Çocukların temel bilgileri ve belli şeyleri ezberlemeleri mutlaka gerekir. Ancak bu temel bilgilerini geliştirmek, uygulamak ve bunlarla kabiliyetlerini geliştirmek için özgür iradeleri ile düşünme ve uygulama özgürlüğü tanımalıdır. Bu da korku, kaygı ve baskılardan korunmuş ve kabiliyet gelişimi için desteğe ihtiyacı vardır. Ebeveyn bu desteği gençlerden eksik etmemelidir. Bu eğitime otoriter ve baskıcı olmayan demokratik eğitim denir.
İnsan fıtratında baskıya karşı çıkma, kendisine dikte edilen şeye şüphe ile bakma, yasağa meyletme eğilimi vardır. İnsan kabiliyetlerinin gelişimi için belli yasaklara da ihtiyaç vardır; ama onların sayısı sınırlıdır. Özgürlük alanı ise çok geniştir. Özgürlüğe giden ve kabiliyetlerin gelişimini sağlayan yol sınırlı yasakların ortasından gider.
Özgürlük sınırsız değildir. Ancak kabiliyetlerin gelişimi için onları tahrip eden şeylerin yasaklanması gerekir ki bu insanın faydasındadır. Bu da anlaşılabilir ve kabul edilebilir bir yasaklamadır. Sınırlı yasaklar insanı kâmil insan olmaya götüren ve sınırları belirleyen çizgilerdir. Bu da zorla değil, iknaya dayanan bir yöntemle aklen ve vicdanen kabul edilir ve uygulanır. “Dinde zorlama yoktur; doğru ile yanlış, hak ile batıl birbirinden kesin çizgilerle ayrılmıştır” (Bakara, 2:256) ayeti bu hususu ifade eder.
Yüce Allah peygamberimize (sav) “Sen onların üzerinden zorlayıcı değilsin; sen öğüt vericisin. Benim tehdidimden korkanlara Kur’ânla öğüt ver!” (Kaf, 50:45) “Öğüt vermen mü’minlere fayda verir” (Zariyat, 51:55) buyurarak baskı ve zorlamayı yasaklamıştır.
**
Gençlik damarı akıldan ziyade hissiyatı dinler; his ve heves ise kördür; akıbeti görmez. Bir dirhem hazır lezzeti ileride batmanlarla lezzetlere tercih eder. İnsana istikamet ve yol gösteren akıldır. Öfke, heva, heves ve şehvet gibi hissiyat ise aklı dinlemez ve genci yanlışa yönlendirir.
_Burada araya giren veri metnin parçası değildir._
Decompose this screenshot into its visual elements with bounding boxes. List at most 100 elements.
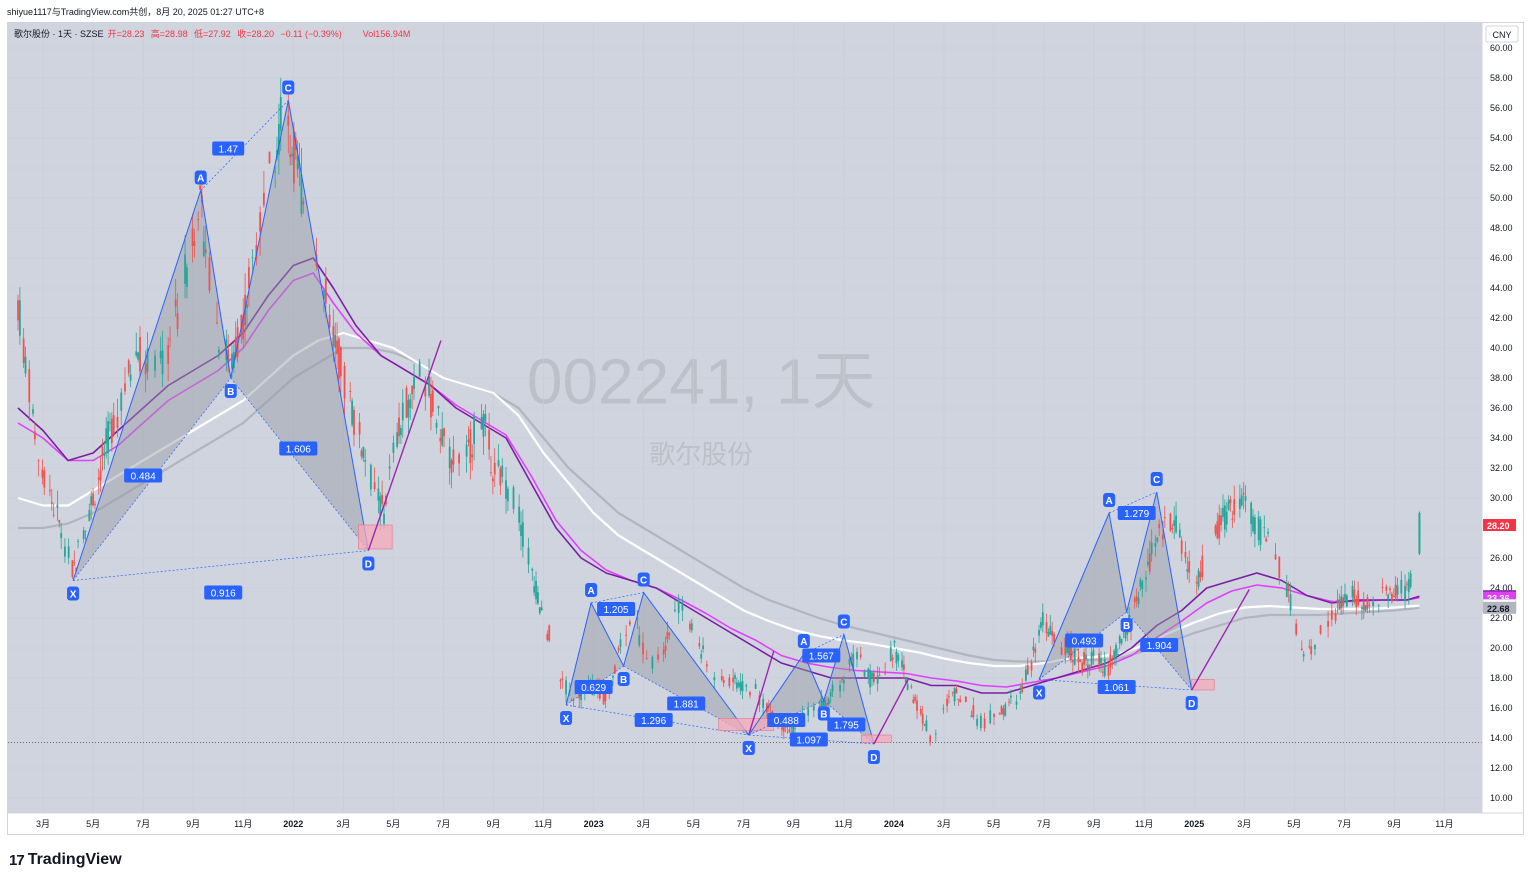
candle-body [1259,519,1262,545]
pattern-point-badge [362,556,375,571]
candle-body [1086,664,1089,669]
candle-body [1310,646,1313,655]
candle-body [1049,625,1052,635]
candle-body [923,724,926,726]
candle-body [202,241,205,256]
prz-zone [1191,679,1215,691]
candle-body [407,400,410,418]
candle-body [262,192,265,206]
candle-body [792,726,795,736]
candle-body [236,327,239,357]
candle-body [1225,511,1228,525]
candle-body [1257,516,1260,541]
ratio-badge [279,441,318,456]
candle-body [1124,628,1127,639]
candle-body [49,490,51,492]
candle-body [869,669,872,688]
candle-body [109,422,111,424]
candle-body [1391,593,1393,602]
candle-body [852,653,855,669]
candle-body [1175,515,1177,533]
candle-body [493,462,496,475]
candle-body [197,219,200,221]
candle-body [826,703,828,706]
ratio-badge [574,680,613,694]
candle-body [501,465,504,477]
candle-body [1135,596,1138,601]
candle-body [1231,518,1234,520]
candle-body [1372,601,1375,607]
candle-body [878,675,881,677]
candle-body [379,496,382,517]
projection-line [1191,589,1250,691]
candle-body [561,678,564,680]
candle-body [1038,630,1040,636]
candle-body [1109,653,1112,668]
candle-body [1116,653,1119,655]
candle-body [737,682,740,687]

Genci yanlışlardan korumak için aklın rehberliğine ihtiyaç vardır. Kur’an-ı Kerim düşünmenin, tefekkür etmenin ve akıl kullanmanın önemini vurgulamak için “düşünmez misiniz?” “akıl etmez misiniz?” “tefekkür etmez misiniz?” buyurarak akla ve düşünmeye yönlendirir. Peygamberimiz (sav) de “Bir saat tefekkür bir sene nafile ibadetten daha hayırlıdır” buyurmuşlardır.
**
Peygamberimizin her konuda metodu “Korkutmamak, müjdelemek, zorlaştırmamak ve kolaylaştırmak, ihtilaf çıkarmamak ve uyumlu olmak” (Buhari, İlim, 12; Edeb, 80; Müslim, Cihad, 6-7) şeklindedir. Bu metot merhamet ve şefkat dolu bir metottur. “Kimin daha iyi iş yapacağını” (Mülk, 67:2) denemek için insanı yaratıp dünyaya gönderen yüce Allah insanların iyi iş yapabilmeleri için şefkat ve merhametle yaklaşılmasını istemektedir. Peygamber de bu nedenle “rahmet peygamberi” (Enbiya, 21:107) olarak göndermiştir.
Bu nedenle gençlere yaklaşımda doğru metot baskıcı değil, özgürlükçü, ezber değil, akla ve muhakemeye dayanan, korkuya değil müjdelemeyi egemen kılan yaklaşımdır. Bu metotta merhamet, şefkat, doğruyu göstermek, ikna etmek, yanlıştan ve kötü olandan sakındırmak söz konusudur.